Moving data between different systems often requires converting between different character encoding specifications. If you aren’t familiar with the term, it means how characters are stored programmatically. In Latin character based languages like English, there are fewer characters, and they require a smaller amount of code to represent them. When computers had a much smaller amount of memory, processing power and disk space the smaller foot print of the ASCII and Windows 1252 characters sets were widely used to conserve resources. However, in other non-Latin character based languages, there can be a significantly larger amount of characters that make them up. Consequently, more system resources are required to represent them.
Today, with larger amounts of data than ever before moving between different counties, moving that information between systems with different character schemes can result in scrambled data if the underlying encoding isn’t taken into account. UTF-8 and UTF-16 encoding schemas are the most prevalent and widely accepted specifications, and should be used in place of the older ASCII and Windows 1252 schemes. Moving data to this format with Pentaho Data Integrator (aka Kettle) can be handled with a transform component called Select Values, although the method to perform this process is somewhat hidden.
The example here involves moving some data from an older RDBMS system that is using the Windows 1252 scheme to one using UTF-8.
- Start a new transformation in Pentaho with a connection to your source system.
- On the workspace, drag out a Table Input component, and define your initial query. For my purposes, I was accessing a table with countries from around the world with their currency names.
- Open the Transform node in the Design pallet and drag out the Select Values component.
- Attach Table Input to Select Values and double click it. There are three tabs, but you can only use one at a time. If you need to perform operations from two or more tabs, you’ll need to string them together in successive steps. The functions are:
- Select & Alter allows you to rename fields and also change the Length or Precision of the field.

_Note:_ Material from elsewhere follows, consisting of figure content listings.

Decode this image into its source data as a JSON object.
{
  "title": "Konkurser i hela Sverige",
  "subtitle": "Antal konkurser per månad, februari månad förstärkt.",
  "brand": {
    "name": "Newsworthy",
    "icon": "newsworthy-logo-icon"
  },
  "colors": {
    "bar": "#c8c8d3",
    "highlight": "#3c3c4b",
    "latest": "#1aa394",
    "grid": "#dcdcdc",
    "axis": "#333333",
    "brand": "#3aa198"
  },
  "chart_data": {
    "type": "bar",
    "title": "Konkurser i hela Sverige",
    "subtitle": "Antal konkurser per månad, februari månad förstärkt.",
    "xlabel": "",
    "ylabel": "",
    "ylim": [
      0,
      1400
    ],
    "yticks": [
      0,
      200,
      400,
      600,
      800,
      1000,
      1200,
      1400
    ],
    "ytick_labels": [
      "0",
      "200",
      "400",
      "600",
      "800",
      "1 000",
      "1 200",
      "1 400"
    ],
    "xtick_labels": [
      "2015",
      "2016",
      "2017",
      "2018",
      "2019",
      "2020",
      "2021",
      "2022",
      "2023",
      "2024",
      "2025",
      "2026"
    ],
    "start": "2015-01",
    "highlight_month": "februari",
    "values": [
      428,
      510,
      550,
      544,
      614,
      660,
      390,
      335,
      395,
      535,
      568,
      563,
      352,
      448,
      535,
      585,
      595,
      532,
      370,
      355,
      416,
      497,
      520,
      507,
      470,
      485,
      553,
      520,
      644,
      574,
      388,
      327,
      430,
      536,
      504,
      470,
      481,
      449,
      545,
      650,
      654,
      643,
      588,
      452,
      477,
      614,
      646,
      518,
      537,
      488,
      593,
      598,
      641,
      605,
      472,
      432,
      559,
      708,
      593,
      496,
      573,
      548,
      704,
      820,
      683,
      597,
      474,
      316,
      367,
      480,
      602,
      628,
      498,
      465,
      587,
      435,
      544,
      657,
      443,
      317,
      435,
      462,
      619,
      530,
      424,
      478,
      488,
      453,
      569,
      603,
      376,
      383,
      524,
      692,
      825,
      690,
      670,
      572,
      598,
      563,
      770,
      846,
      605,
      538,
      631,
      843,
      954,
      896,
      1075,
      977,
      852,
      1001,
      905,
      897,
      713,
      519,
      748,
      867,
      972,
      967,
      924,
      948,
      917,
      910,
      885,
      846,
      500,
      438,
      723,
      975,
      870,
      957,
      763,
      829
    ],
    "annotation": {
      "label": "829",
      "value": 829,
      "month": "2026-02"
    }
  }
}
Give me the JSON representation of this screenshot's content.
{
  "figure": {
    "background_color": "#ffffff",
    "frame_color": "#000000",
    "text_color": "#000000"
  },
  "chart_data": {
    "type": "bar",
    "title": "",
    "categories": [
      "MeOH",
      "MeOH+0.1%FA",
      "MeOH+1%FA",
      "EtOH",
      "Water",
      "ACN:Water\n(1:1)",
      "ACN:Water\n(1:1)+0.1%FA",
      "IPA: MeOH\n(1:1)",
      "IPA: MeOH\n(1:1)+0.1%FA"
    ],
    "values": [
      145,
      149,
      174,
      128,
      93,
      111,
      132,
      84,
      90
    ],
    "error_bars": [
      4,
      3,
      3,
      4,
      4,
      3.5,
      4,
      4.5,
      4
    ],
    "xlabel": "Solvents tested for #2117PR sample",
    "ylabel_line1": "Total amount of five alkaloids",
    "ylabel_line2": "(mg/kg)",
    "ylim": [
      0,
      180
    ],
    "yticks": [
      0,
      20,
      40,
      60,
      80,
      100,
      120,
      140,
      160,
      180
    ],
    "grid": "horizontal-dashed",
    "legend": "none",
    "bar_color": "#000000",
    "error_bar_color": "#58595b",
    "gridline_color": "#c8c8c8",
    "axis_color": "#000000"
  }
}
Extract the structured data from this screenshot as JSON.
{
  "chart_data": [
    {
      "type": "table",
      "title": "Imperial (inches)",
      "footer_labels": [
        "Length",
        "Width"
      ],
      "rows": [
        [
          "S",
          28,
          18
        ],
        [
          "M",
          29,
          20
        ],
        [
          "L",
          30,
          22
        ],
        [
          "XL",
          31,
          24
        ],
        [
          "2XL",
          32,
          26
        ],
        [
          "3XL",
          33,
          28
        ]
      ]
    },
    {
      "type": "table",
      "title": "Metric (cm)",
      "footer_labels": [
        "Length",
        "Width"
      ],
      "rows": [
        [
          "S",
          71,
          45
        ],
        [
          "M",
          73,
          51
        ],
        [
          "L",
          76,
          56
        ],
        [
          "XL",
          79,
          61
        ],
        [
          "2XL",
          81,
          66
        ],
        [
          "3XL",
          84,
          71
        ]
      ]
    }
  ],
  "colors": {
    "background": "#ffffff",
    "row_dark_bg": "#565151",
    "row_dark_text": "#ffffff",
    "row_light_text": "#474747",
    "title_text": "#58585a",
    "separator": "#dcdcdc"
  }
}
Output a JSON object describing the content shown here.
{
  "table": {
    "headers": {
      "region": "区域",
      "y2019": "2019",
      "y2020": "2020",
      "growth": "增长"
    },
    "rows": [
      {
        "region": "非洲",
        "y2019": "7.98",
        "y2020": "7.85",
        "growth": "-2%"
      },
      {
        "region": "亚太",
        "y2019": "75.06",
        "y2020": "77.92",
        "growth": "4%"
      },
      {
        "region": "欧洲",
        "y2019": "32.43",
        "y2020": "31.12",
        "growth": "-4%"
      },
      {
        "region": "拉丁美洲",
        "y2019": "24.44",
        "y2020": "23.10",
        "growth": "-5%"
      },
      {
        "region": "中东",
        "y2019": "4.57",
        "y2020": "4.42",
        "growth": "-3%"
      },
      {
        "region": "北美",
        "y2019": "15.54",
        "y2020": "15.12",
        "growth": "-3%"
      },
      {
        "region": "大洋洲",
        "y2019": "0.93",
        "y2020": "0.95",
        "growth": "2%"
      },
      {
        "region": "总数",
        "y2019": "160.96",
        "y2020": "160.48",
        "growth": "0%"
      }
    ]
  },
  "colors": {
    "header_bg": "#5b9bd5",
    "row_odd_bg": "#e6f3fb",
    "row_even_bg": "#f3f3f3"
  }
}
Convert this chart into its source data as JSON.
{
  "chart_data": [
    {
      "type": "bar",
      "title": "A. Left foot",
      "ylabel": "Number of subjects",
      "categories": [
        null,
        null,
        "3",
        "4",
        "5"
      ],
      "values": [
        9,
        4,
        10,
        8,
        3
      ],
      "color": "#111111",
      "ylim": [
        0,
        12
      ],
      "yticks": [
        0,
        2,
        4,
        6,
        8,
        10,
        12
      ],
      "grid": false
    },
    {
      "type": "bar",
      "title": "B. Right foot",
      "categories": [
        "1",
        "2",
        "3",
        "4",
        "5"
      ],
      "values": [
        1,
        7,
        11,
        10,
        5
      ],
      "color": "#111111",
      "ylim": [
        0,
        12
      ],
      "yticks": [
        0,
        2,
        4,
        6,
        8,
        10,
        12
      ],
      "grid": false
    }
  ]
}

- Remove allows you to remove a field that is no longer needed from the processing stream.
- Meta-data allows you to change the information about the fields in the processing stream and includes many of the Select & Alter options.
- Click the Meta-data tab, and then click the “Get fields to change” button if you want all of the fields to be added. If you only want one or a few fields to be added, click on the down arrow button on the right side of the field name column and choose the column you want to add.
- Moving to the right, you can:
- rename the field,
- change the type with the length and precision columns (similar to a CAST statement)
- switch a binary field to a normal value
- supply a different format for the field
- indicate if the date format is lenient, change the date locale and date time zone
- indicate if the number conversion is lenient as well,
- change the encoding type of the data, and
- make changes to the decimal format, grouping and currency settings
- To avoid confusion, its best to rename the field to when changing the encoding. Supply a new name in the rename column.
- Click on the down arrow to the right of the encoding column, and you will be presented with a long list of different encoding schemes. Select UTF-8 from the list, and then click OK at the bottom.
- Open the table output component and provide the necessary connection information for your output table. Check the Specify database fields box, and then click the Database fields tab.
- Click the Get fields button and the fields from the previous step will be populated. If you renamed your column for the encoding change, the new field name will be here. Click OK at the bottom of the window.
- Save your transformation and run it. Check the destination database, and the fields’ encoding type should now match the new type you selected.